First, the light curve isn't totally bland. If you look at the attached curve, which covers the last 50 days, you can see the leveling out that happened around October 20 in B and V. As mentioned in Munari et al. (ATEL 5533), this is the time when the ejecta became optically thin and we started entering the "nebular" stage of novae, where emission lines dominate. At the same time, Osborne et al. (ATEL 5505) announced that the nova had become a supersoft Xray emitter, as we started seeing the contributions from the underlying white dwarf.
If you look at the Ic curve (orange), you can see that the continuum radiation from the nova is continuing to decrease (Ic has few emission lines in its bandpass). If you assume that the continuum in the V bandpass is also declining, the real nova is probably about 13th magnitude at this time. As the ejecta continue to thin, we'll probably see a slow decline in brightness until the underlying continuum becomes an important contributor to the flux.
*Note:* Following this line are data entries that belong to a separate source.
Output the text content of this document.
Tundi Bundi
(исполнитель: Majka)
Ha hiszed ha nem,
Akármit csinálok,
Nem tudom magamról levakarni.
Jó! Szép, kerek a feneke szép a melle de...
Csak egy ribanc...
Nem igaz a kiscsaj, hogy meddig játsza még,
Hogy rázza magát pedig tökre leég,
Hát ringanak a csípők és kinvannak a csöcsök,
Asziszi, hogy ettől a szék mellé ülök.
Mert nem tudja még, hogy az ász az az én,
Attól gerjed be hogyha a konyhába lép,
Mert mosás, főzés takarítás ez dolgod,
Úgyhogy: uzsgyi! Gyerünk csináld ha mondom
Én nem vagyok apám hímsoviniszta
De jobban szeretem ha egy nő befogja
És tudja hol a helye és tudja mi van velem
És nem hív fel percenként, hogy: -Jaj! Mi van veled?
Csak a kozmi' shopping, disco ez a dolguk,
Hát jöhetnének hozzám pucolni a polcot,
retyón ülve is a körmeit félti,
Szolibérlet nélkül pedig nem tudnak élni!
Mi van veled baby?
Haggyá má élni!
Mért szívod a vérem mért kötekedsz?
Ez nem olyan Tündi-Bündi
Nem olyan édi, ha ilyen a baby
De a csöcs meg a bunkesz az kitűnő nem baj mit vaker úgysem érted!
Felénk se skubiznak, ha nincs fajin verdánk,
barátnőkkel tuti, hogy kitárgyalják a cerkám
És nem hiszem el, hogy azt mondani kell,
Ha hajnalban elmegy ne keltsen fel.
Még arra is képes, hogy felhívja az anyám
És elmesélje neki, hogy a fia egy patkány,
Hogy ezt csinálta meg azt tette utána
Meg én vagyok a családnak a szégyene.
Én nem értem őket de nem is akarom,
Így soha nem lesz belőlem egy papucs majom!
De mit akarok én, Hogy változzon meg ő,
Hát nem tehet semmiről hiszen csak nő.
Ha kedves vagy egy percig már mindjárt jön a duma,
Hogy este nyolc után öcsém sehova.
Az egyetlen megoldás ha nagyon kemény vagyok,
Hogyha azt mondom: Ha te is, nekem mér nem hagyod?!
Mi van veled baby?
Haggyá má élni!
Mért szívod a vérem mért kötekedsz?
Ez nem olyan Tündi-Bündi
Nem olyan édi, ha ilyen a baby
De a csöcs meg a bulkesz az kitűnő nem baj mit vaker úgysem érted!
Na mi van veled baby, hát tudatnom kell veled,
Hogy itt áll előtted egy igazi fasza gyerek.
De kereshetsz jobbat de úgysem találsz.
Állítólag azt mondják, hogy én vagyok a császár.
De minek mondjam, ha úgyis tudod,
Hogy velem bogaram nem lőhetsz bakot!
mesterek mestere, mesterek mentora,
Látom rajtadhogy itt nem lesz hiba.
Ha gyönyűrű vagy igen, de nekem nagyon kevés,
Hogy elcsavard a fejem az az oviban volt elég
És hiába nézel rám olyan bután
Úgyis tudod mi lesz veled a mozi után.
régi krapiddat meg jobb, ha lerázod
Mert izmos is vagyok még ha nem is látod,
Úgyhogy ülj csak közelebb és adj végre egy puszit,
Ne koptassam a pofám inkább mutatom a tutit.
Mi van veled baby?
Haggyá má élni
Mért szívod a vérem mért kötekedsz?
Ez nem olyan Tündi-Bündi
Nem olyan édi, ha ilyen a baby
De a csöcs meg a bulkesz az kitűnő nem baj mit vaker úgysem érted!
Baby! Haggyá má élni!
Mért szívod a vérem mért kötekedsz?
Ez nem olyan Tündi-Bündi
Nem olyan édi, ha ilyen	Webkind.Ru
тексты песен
However, it is not uncommon for dust to form in the 100-day range for novae, and so we might also see a sudden drop in brightness.
The best approach is to continue monitoring the nova. If you want to do time series, I'd recommend Ic, where you are seeing the white dwarf; the emission lines are unlikely to show much temporal variation. Daily monitoring is also a very good choice, but try to observe in more than one filter and try to submit average/standard deviation of ~5 individual measures per night, rather than the raw individual measures.
Good luck! We can't follow this one much longer, but those who are willing to push your system and observe it to the last conjunction moment will contribute some really valuable data.